President Barack Obama isn’t the only person using his guest spots at the State of the Union address to bring attention to hot-button political issues. U.S. Rep. Steve King, a prominent conservative lawmaker from Iowa, said Tuesday that he will leave a seat open to represent millions of “aborted babies.”

“I have reserved it to commemorate the lives of more than 55 million aborted babies, ‘the chorus of voices that have never been heard in this world but are heard beautifully and clearly in the next world,’” King said in a statement, the Hill reported.

King’s announcement comes after the president said last week he would be leaving one of his guest seats empty to honor victims of gun violence. Already up in arms over Obama’s proposed executive actions on gun control, some Republicans criticized the president for using his guest spot in a move they saw as anti-gun. Among those leading the charge against Obama was presidential candidate and Texas Sen. Ted Cruz, who tweeted that, if he were president, he would leave an open seat for the “unborn children killed” since the 1973 Supreme Court case Roe v. Wade, which made abortion legal in the United States.

Cruz will not be attending the State of the Union address Tuesday night because he will be on the campaign trail. But the show of support from King is no surprise — the conservative congressman endorsed Cruz in November and has campaigned with the Texas senator in his home state of Iowa.

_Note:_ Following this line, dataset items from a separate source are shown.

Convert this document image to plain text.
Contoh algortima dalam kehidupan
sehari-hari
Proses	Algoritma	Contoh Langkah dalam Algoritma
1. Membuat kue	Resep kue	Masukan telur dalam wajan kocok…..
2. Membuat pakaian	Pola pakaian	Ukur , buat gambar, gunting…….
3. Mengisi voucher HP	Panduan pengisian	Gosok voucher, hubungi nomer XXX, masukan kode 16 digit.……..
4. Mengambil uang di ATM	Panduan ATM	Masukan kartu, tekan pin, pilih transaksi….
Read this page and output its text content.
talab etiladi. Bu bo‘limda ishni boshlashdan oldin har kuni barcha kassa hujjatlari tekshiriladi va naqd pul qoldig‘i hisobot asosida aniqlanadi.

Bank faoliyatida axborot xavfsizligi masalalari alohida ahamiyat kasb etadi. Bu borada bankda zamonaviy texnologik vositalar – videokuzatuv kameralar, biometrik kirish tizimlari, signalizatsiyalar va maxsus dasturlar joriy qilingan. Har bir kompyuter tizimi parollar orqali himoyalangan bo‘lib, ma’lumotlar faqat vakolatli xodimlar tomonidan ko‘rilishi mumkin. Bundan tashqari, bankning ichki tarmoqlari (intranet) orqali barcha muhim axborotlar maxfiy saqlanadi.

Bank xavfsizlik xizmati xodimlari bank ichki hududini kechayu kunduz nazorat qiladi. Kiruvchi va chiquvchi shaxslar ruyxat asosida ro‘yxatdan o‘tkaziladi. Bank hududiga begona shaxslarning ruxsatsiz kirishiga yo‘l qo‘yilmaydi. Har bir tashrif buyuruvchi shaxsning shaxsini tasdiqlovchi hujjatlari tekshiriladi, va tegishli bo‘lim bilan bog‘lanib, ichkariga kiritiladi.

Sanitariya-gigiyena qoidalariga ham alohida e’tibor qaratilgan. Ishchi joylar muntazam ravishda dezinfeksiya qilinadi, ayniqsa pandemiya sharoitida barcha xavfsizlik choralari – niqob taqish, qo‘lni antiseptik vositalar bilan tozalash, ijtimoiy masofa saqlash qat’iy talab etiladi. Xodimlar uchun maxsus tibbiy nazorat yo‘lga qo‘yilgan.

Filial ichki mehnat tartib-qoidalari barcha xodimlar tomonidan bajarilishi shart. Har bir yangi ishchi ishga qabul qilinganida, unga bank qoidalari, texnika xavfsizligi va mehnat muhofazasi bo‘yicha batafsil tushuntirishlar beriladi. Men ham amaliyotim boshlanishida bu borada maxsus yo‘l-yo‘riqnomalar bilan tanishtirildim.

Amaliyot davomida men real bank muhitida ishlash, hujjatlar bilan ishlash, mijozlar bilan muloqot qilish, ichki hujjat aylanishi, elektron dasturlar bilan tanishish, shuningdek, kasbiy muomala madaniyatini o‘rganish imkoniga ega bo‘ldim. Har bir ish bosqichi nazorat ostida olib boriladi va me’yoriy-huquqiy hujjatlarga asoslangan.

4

The Texas senator also recently named King one of his national campaign co-chairs. King, who is considered a hardliner on immigration issues, has vocally disagreed with Obama’s executive actions on immigration, and has caused controversies in the past with comments about immigrants and Hispanic Americans.

For his part, King will not be in the House chamber during Obama’s speech Tuesday night, the Hill reported. Instead, he will be praying in the Capitol chapel for a new president who shares more of his views. “I will be in the member's chapel praying for God to raise up a leader whom he will use to restore the soul of America,” King said, according to the Hill.